Wednesday, 27 July 2011

Gustav Mahler et sa symphonie tragique



Mahler, un être constesté, tourmenté autant par les autres que par lui-même, reconnu comme chef d'orchestre de son vivant, il prend sa place aujourd'hui après période de censure (durant la période nazie sa musique fut bannie à travers une partie de l'Europe) comme un compositeur de génie et de controverse. Je l'ai découvert il y a plus d'un an et demi, lorsque j'eu sa première symphonie à l'étude lors d'un cours universitaire sur les grands mouvements classiques. Je fus saisie, fascinée autant par la grande beauté et l'émotion pure et vive émanant de sa musique, que par la finesse et l'ingéniosité des concepts derrière ses motifs... Un excellent exemple est le troisième mouvement de sa Symphonie no.1. Mahler y transforme la comptine familière de Frère Jacques par un jeu de tonalité en un mouvement funéraire. Ensuite, Romantique tardif, il transforme cette procession en une célébration juive, s'inspirant des thèmes de sa propre enfance. Depuis cette période, je n'avais pas eu l'audace ou la débrouillardise de rechercher d'autres oeuvres de Mahler... jusqu'à ces derniers jours où, motivée par ce nouveau blog, j'ai découvert sa Symphonie no.6. Moins connue ou jouée que d'autres oeuvres de Mahler, elle porte le surnom tragique (il est incertain si Mahler lui-même l'a nommé ainsi, puisqu'il rejeta tous les noms de ses symphonies à la fin de sa vie), un appellatif qui lui restera associée jusqu'à nos jours.

Son nom est approprié, correspondant à l'optimisme du héros, qui persévère à travers les quatres mouvements, l'auditoire suivant ses débats avec espoir, mais qui sera brisé irrévocablement à la fin de la quatrième partie, par trois coups du destin, illustrés par les marteaux. Ce parcours beaucoup l'ont vu comme un message prophétique, où Mahler aurait dessiné dans sa musique, une image du futur qui l'attendait, un reflet de sa propre vie (DARCY, Warren "Rotational Form, Teleological Genesis, and Fantasy-Projection in the Slow Movement of Mahler's Sixth Symphony" 19th-Century Music vol. 5 n.1). La veuve de Malher, Alma Schindler, encouragea aussi cette perception dans ses mémoires, elle s'associe au motif de violons qui vient contrasté la marche militaire du premier mouvement (ce motif est désormais reconnu comme le thème de Alma), aussi elle voit dans le deuxième mouvement le jeu des deux fillettes de Mahler, finalement les trois coups du destins sont associés aux désastres qui affligeront Mahler à la fin de sa vie. En effet, une de ses fille  mourra de la fièvre scarlatine, Mahler lui-même sera diagnostiqué avec une condition médicale du coeur grave et il sera chassé de sa Vienne bien-aimé par l'anti-sémitisme naissant.
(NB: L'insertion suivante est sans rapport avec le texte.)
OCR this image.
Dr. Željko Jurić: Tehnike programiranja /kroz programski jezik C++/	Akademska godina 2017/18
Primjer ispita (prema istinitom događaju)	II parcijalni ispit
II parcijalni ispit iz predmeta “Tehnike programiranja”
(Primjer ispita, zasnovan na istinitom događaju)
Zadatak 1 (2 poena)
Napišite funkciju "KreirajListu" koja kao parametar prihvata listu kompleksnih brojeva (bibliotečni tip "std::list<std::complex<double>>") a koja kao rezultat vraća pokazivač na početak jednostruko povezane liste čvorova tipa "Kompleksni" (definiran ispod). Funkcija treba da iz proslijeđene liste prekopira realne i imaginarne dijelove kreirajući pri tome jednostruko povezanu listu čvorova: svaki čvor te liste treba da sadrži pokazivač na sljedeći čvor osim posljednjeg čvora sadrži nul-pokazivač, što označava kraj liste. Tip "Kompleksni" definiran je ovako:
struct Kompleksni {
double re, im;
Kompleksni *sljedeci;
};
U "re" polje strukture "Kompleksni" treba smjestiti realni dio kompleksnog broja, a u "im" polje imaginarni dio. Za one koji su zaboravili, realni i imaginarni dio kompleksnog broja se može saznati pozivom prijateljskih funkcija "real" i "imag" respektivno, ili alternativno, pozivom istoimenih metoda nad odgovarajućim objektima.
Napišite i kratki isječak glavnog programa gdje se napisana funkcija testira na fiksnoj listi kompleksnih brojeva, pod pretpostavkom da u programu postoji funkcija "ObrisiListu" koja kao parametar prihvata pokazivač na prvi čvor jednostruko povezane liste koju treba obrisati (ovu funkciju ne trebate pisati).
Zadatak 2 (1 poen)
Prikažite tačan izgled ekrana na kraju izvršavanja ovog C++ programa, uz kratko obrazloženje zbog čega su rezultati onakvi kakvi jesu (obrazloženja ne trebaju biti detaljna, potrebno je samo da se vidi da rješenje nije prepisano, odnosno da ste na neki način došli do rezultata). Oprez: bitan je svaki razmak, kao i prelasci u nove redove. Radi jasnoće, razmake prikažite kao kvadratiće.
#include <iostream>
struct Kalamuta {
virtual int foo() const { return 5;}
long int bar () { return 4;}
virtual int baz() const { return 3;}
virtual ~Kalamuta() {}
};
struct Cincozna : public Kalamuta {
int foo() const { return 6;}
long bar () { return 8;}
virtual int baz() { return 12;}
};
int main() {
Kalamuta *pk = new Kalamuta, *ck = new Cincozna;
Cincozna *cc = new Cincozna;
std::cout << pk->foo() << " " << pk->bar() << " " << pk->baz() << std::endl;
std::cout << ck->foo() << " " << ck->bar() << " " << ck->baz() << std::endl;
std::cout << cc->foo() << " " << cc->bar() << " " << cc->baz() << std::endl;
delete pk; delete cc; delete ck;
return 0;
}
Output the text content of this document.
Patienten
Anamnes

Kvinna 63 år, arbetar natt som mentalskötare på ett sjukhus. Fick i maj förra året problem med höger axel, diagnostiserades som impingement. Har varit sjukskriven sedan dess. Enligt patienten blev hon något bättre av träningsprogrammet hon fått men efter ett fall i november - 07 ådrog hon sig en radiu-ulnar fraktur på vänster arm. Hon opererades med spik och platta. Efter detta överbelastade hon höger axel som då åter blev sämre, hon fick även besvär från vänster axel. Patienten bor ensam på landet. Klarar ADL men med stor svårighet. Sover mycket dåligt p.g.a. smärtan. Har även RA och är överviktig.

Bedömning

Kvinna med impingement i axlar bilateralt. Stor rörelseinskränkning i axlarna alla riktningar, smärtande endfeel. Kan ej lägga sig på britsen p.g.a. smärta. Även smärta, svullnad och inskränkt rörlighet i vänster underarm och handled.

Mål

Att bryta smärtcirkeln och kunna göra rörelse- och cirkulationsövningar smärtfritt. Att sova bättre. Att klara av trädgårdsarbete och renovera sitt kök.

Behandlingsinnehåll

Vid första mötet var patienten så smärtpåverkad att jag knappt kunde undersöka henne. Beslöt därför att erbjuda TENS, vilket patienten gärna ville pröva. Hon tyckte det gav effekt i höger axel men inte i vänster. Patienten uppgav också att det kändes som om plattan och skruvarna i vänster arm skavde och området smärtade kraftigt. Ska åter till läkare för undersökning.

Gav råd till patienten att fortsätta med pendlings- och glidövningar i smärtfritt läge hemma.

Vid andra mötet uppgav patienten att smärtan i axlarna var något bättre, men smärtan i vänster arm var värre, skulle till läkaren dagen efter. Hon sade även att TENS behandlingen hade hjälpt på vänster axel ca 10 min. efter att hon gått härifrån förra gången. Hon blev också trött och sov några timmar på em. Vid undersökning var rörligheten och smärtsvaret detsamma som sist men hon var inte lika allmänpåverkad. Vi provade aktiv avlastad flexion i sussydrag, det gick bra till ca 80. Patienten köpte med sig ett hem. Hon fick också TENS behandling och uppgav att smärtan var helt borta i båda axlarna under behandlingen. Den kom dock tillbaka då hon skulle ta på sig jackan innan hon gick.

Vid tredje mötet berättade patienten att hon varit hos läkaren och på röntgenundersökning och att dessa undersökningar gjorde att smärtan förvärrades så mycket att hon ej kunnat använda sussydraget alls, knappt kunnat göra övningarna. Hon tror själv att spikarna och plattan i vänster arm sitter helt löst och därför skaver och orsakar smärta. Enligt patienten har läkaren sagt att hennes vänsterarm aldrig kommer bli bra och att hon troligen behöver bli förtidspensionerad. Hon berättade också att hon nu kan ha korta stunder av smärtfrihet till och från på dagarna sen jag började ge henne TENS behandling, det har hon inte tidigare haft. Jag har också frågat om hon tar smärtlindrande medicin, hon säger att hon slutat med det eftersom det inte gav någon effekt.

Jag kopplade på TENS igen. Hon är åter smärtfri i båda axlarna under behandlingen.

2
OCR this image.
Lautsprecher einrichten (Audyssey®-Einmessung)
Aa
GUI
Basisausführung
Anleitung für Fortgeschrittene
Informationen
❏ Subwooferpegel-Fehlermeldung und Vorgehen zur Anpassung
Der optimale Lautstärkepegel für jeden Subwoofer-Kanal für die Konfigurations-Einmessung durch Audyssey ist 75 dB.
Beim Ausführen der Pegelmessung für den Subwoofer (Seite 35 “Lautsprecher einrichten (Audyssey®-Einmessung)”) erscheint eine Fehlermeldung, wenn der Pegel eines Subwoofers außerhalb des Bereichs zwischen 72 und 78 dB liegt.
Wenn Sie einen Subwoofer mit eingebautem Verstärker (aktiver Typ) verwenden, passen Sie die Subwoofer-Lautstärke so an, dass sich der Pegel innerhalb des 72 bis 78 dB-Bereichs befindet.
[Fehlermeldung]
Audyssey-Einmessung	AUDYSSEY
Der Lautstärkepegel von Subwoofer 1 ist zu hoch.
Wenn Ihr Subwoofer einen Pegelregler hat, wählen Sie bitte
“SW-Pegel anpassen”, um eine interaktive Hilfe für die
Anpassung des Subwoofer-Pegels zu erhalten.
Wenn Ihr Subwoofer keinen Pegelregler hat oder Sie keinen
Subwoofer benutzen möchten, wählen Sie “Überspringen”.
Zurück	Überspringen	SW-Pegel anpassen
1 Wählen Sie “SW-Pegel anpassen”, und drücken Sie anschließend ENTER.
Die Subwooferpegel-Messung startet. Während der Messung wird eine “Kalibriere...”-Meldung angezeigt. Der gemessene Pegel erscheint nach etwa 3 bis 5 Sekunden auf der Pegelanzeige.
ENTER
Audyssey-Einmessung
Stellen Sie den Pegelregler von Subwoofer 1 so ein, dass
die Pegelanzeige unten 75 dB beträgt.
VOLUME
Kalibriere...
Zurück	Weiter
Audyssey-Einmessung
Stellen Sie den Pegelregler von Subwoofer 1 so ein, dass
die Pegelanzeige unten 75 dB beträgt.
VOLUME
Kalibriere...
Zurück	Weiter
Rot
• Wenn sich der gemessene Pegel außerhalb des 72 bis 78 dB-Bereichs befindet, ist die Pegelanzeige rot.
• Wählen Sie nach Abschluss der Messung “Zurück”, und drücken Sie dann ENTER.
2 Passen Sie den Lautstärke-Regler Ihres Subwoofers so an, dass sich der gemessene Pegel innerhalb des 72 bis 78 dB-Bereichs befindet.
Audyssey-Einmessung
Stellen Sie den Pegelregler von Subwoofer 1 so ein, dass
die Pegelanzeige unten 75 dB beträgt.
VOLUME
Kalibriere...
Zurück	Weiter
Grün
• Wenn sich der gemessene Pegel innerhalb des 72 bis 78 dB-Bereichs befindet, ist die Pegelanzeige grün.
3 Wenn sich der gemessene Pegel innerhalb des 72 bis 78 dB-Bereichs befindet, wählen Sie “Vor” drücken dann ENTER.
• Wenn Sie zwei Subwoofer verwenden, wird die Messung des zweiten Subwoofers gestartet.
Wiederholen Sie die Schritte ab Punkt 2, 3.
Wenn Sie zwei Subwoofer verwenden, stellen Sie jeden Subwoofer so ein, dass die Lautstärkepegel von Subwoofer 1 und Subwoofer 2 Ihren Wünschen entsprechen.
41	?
Néanmoins cette vision prophétique demeure une idée disputée, si Mahler fut reconnu comme un être névrotique, il écrivit cette symphonie durant une des périodes les plus heureuses de sa vie, juste après son mariage et la naissance de ses filles, les calamités de sa vie surviendront plusieurs années, et plusieurs symphonies plus tard.

La Sixième Symphonie de Mahler pourrait aussi être vue comme un portrait du vingtième siècle qu'elle inaugure. Certains critiques vont même jusqu'à la baptisée première symphonie du vingtième siècle (DUGGAN, Tony "The Mahler Symphonies A synoptic survey" Musicweb-international.com). Duggan considère très significatif que la première de la symphonie pris place à Essen, ville au coeur du development industriel allemand. Cette optique permet une complète relecture de la pièce, où la marche militaire particulièrement représentatif du premier et dernier mouvement fait échos aux marteaux des ouvriers d'usines, du travail à la chaîne, de cette âge de l'industrie qui armera les grandes guerres de notre époque. La symphonie fait écho à cet âge de la machine qui bien plus que durant la période industrielle, caractérise le vingtième siècle. Les violons semblent représenter cette humanité trappée, essayant de prendre pied entre le rythme régulier et martial des mécanismes et des engins autour d'elle. Cette humanité est condamnée à subir le joug de cette industrie qui l'englobe, qui bientôt l'ensevelira sous le timpant des marteaux. Mahler, Romantique Tardif, utilisera dans sa Symphonie no.6, un folklore, pas celui de son enfance, mais plutôt un folklore du futur, un folklore de l'industrie.